NOËL, ETIENNE (1581–1659). A French Jesuit and teacher of philosophy and theology at Descartes’s old school at La Flèche. Noël taught at La Flèche when Descartes was a student and, 20 years later, he was the rector of La Flèche to whom Descartes sent copies of the Discourse on Method. He published some physical treatises in which he deviated from strict Aristotelianism and he disputed the conclusions of Blaise Pascal’s experiments concerning the void.

NOTES AGAINST A PROGRAM (NOTAE IN PROGRAMMA QUODDAM). The Notes Against a Program must be explained against the background of Descartes’s relation with Henricus Regius. Regius, who had earned his Utrecht chair in medicine by giving very successful private lessons in philosophy, thought of publishing his views as early as 1641. Descartes, who was obviously less keen on having someone publish ideas he considered his own, dissuaded him from doing so. But by 1645, after Descartes had published the Meditations (1641) and the Principles (1644), Regius wanted to publish a book, called Foundations of Physics (Fundamenta physices, 1646), containing a synthesis of his philosophical views. When he submitted the manuscript to Descartes, Descartes was particularly unhappy with the last chapter, which contains not only ideas on the relation between body and mind (the nature of which Regius finds uncertain), but also a few remarks on innate ideas (which he denies) and the knowledge of God (whose idea he derives from the idea we have of human perfection). Descartes urged his friend to withdraw the book or at least to suppress a few passages (which Regius did eventually). For Descartes this was not enough. He publicly dissociated himself from his former friend in the preface to the French edition of the Principles (1647), even to the point of accusing him of plagiarism.

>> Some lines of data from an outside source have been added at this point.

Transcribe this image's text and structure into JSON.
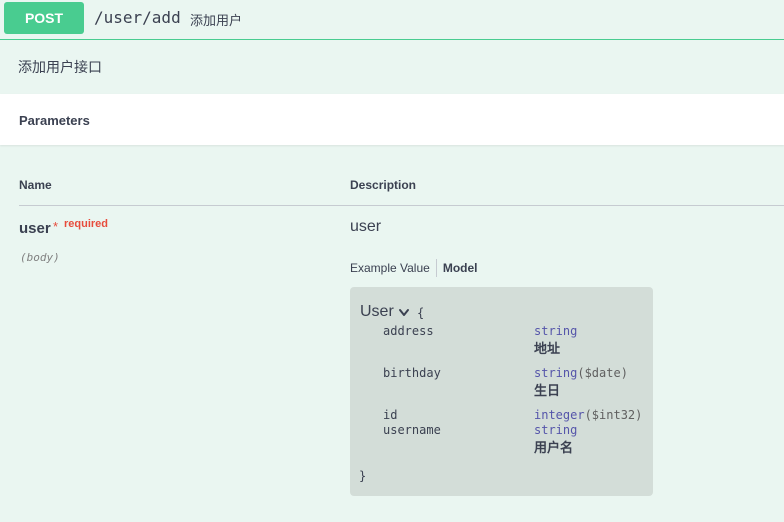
{
  "operation": {
    "method": "POST",
    "path": "/user/add",
    "summary": "添加用户",
    "description": "添加用户接口"
  },
  "parameters": {
    "title": "Parameters",
    "columns": {
      "name": "Name",
      "description": "Description"
    },
    "items": [
      {
        "name": "user",
        "required_star": "*",
        "required_label": "required",
        "in": "(body)",
        "description": "user",
        "tabs": {
          "example": "Example Value",
          "model": "Model"
        },
        "model": {
          "title": "User",
          "open_brace": "{",
          "close_brace": "}",
          "properties": [
            {
              "name": "address",
              "type": "string",
              "format": "",
              "description": "地址"
            },
            {
              "name": "birthday",
              "type": "string",
              "format": "($date)",
              "description": "生日"
            },
            {
              "name": "id",
              "type": "integer",
              "format": "($int32)",
              "description": ""
            },
            {
              "name": "username",
              "type": "string",
              "format": "",
              "description": "用户名"
            }
          ]
        }
      }
    ]
  },
  "colors": {
    "post": "#49cc90",
    "background": "#eaf6f1",
    "required": "#e74c3c",
    "model_bg": "#d3ddd8",
    "type": "#5555aa"
  },
  "icons": {
    "collapse": "chevron-down-icon"
  }
}
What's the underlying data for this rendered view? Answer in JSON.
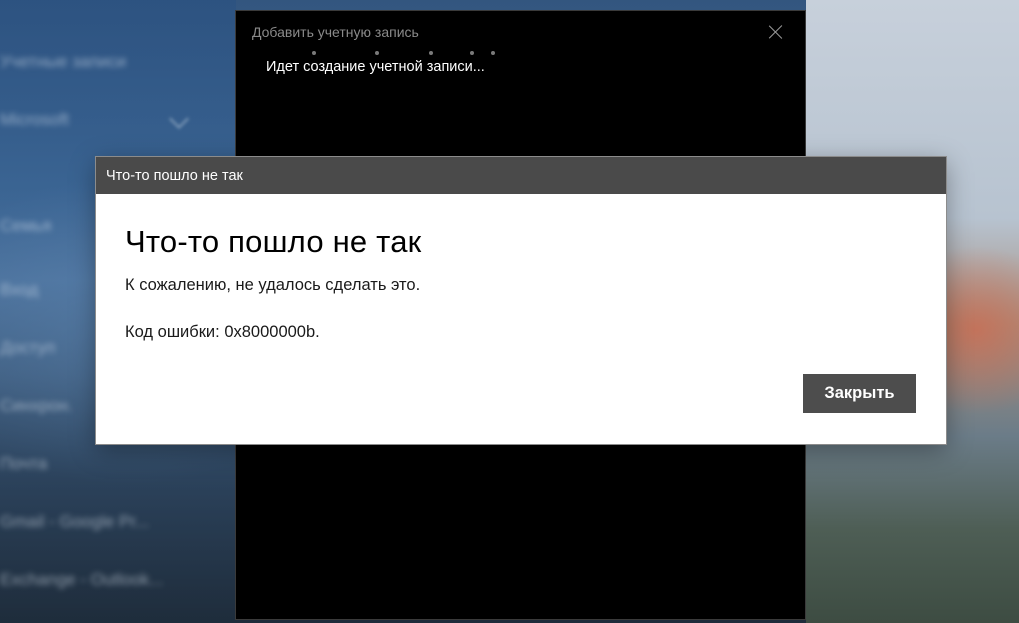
{
  "background_app": {
    "ghost_items": [
      "Учетные записи",
      "Microsoft",
      "Семья",
      "Вход",
      "Доступ",
      "Синхрон.",
      "Почта",
      "Gmail - Google Pr...",
      "Exchange - Outlook..."
    ]
  },
  "account_window": {
    "title": "Добавить учетную запись",
    "status": "Идет создание учетной записи...",
    "close_icon": "close-icon"
  },
  "error_dialog": {
    "titlebar": "Что-то пошло не так",
    "heading": "Что-то пошло не так",
    "message": "К сожалению, не удалось сделать это.",
    "error_code": "Код ошибки: 0x8000000b.",
    "close_button": "Закрыть"
  },
  "colors": {
    "dialog_titlebar": "#4a4a4a",
    "button": "#4d4d4d",
    "window_bg": "#000000"
  }
}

That in turn seems to have been the reason why one of Regius’s students, Petrus Wassenaer (d. 1680), undoubtedly with the cooperation of Regius himself, submitted for disputation a series of corollaries to the last chapter of Regius’s book, including those Regius had suppressed at the request of Descartes. The rector of the university canceled the disputation with the added reason that it was dedicated to a Remonstrant minister. Wassenaer and Regius then took the unusual step of having the corollaries printed as a broadsheet (a programma) and it is in that form that they reached Descartes. Descartes replied to them in a detailed fashion, insisting on the dangerous implications of these views, but he was in doubt whether he should publish his response. Others took the trouble—presumably Adriaan Heereboord, who added a preface of his own in which he dealt with his adversaries, the theologian Jacobus Revius and the philosopher Adam Steuart (1591–1654); it was published at the beginning of 1648. Although the Notae do not break new ground, they are interesting in that they contain a clear formulation of Descartes’s views on innate ideas, the relation between reason and faith, and a reaffirmation of mind-body dualism.